Ia menambahkan, konektivitas Batam-Singapura juga tidak ada kendala lantaran selama ini sudah terdapat jalur kabel bawah laut.
“Sejauh ini connectivity-nya tidak ada masalah,” sebut Ririek.
CEO NeutraDC, anak usaha Telkom yang mengelola data center, Andrew Th AF, mengatakan, kebutuhan data center dari Singapura sangat besar. Berdasar data 2019, ada kebutuhan data center sebesar 500 MW dari Singapura.
“Ada overflow (data center) 500 MW dari Singapura, karena Singapura sendiri kesulitan membangun data center baru karena krisis pasokan listrik,” sebut Andrew.

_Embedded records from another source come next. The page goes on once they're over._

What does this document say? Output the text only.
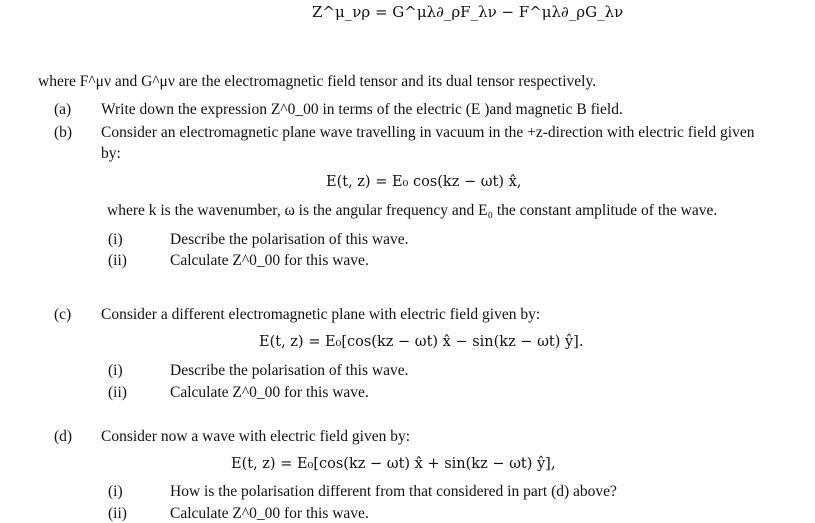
Z^μ_νρ = G^μλ∂_ρF_λν − F^μλ∂_ρG_λν
where F^μν and G^μν are the electromagnetic field tensor and its dual tensor respectively.
(a)	Write down the expression Z^0_00 in terms of the electric (E )and magnetic B field.
(b)	Consider an electromagnetic plane wave travelling in vacuum in the +z-direction with electric field given
by:
E(t, z) = E₀ cos(kz − ωt) x̂,
where k is the wavenumber, ω is the angular frequency and E₀ the constant amplitude of the wave.
(i)	Describe the polarisation of this wave.
(ii)	Calculate Z^0_00 for this wave.
(c)	Consider a different electromagnetic plane with electric field given by:
E(t, z) = E₀[cos(kz − ωt) x̂ − sin(kz − ωt) ŷ].
(i)	Describe the polarisation of this wave.
(ii)	Calculate Z^0_00 for this wave.
(d)	Consider now a wave with electric field given by:
E(t, z) = E₀[cos(kz − ωt) x̂ + sin(kz − ωt) ŷ],
(i)	How is the polarisation different from that considered in part (d) above?
(ii)	Calculate Z^0_00 for this wave.
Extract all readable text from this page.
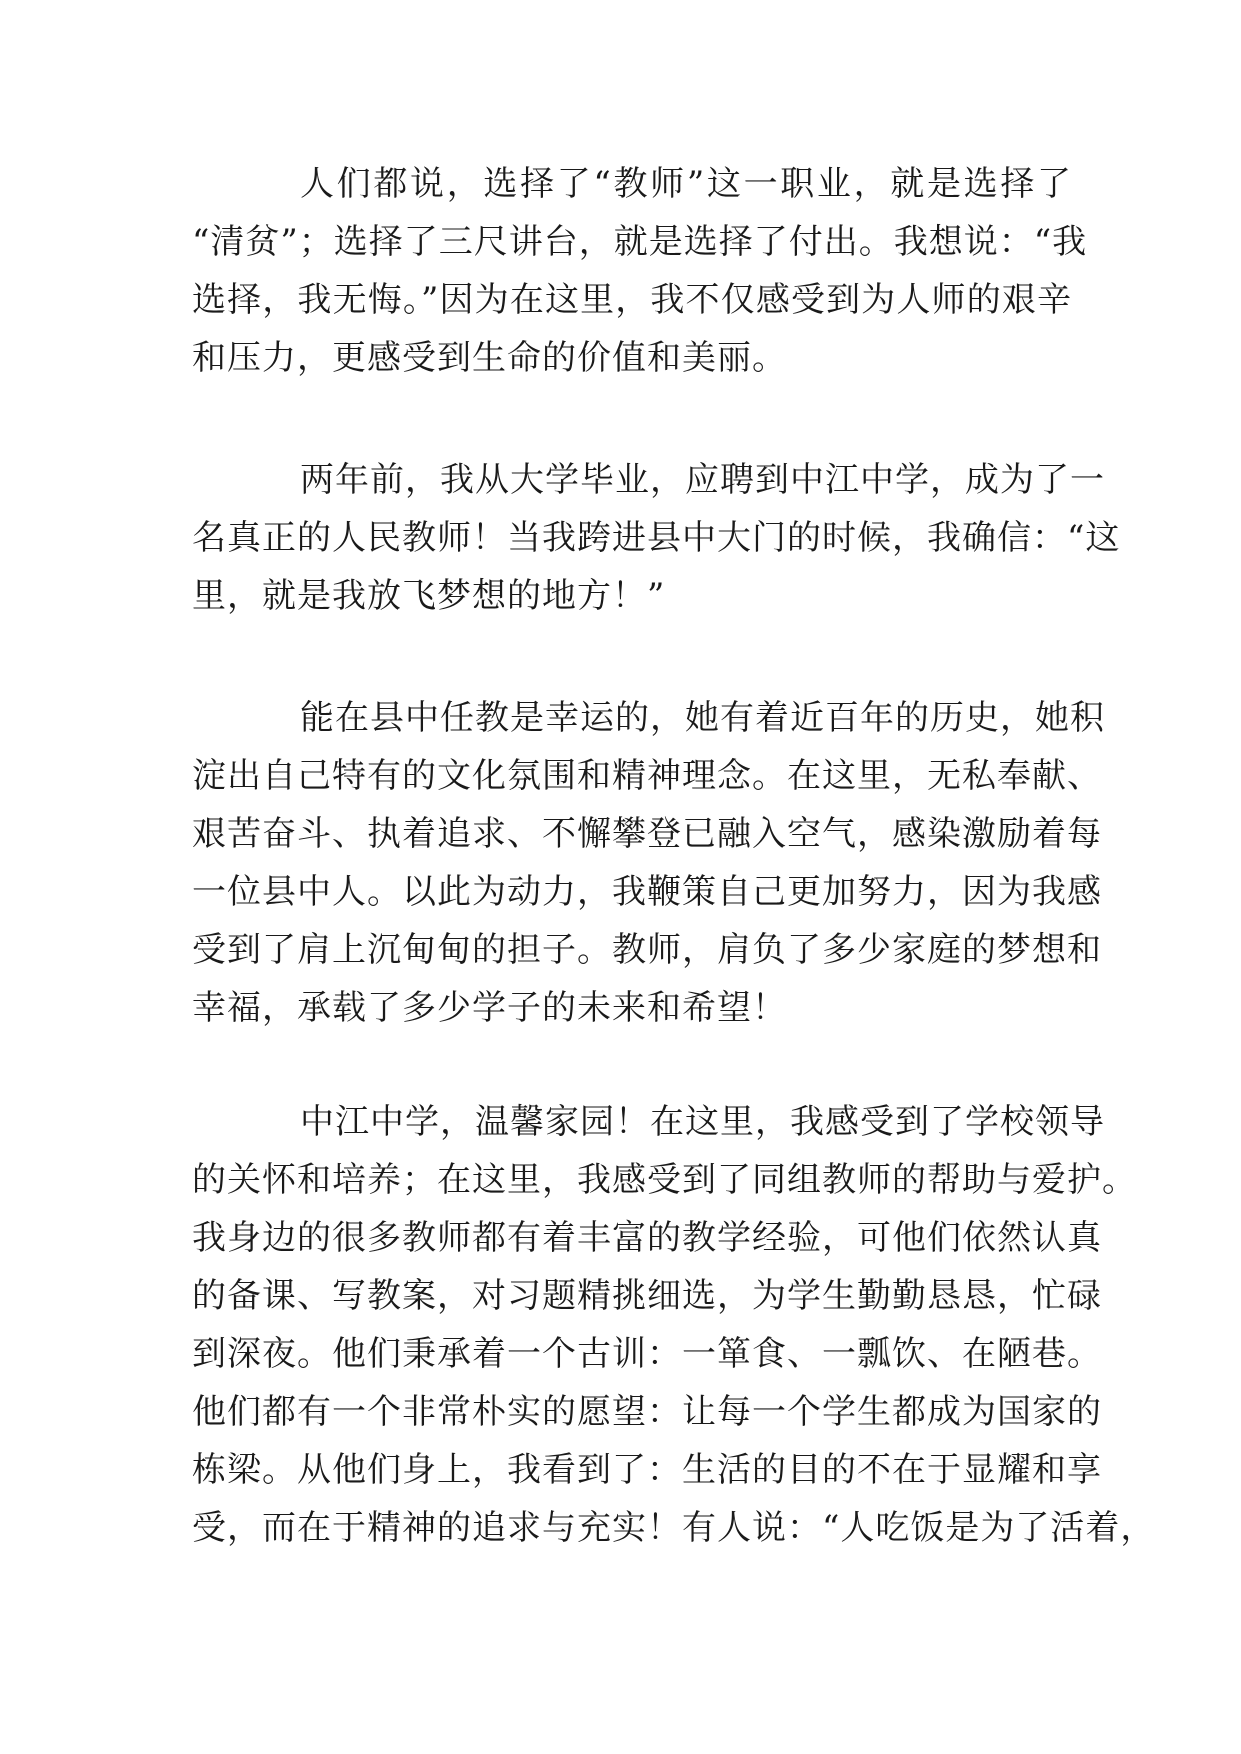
人们都说，选择了“教师”这一职业，就是选择了
“清贫”；选择了三尺讲台，就是选择了付出。我想说：“我
选择，我无悔。”因为在这里，我不仅感受到为人师的艰辛
和压力，更感受到生命的价值和美丽。
两年前，我从大学毕业，应聘到中江中学，成为了一
名真正的人民教师！当我跨进县中大门的时候，我确信：“这
里，就是我放飞梦想的地方！”
能在县中任教是幸运的，她有着近百年的历史，她积
淀出自己特有的文化氛围和精神理念。在这里，无私奉献、
艰苦奋斗、执着追求、不懈攀登已融入空气，感染激励着每
一位县中人。以此为动力，我鞭策自己更加努力，因为我感
受到了肩上沉甸甸的担子。教师，肩负了多少家庭的梦想和
幸福，承载了多少学子的未来和希望！
中江中学，温馨家园！在这里，我感受到了学校领导
的关怀和培养；在这里，我感受到了同组教师的帮助与爱护。
我身边的很多教师都有着丰富的教学经验，可他们依然认真
的备课、写教案，对习题精挑细选，为学生勤勤恳恳，忙碌
到深夜。他们秉承着一个古训：一箪食、一瓢饮、在陋巷。
他们都有一个非常朴实的愿望：让每一个学生都成为国家的
栋梁。从他们身上，我看到了：生活的目的不在于显耀和享
受，而在于精神的追求与充实！有人说：“人吃饭是为了活着，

Apalagi data center di Batam tersebut dibangun atas kerja sama Telkom dengan perusahaan telekomunikasi milik Pemerintah Singapura, Singtel. Sehingga Andreuw yakin, Singtel akan membawa tenant bagi data center Telkom.
“Kami juga punya partnership dengan salah satu mitra kita di sana, itu akan bersama-sama membawa pipeline. Selain itu pertimbangan lain kolaborasi terkait dengan kompetisi global kita, dengan pemain lain di bisnis data center ini,” jelas Andreuw.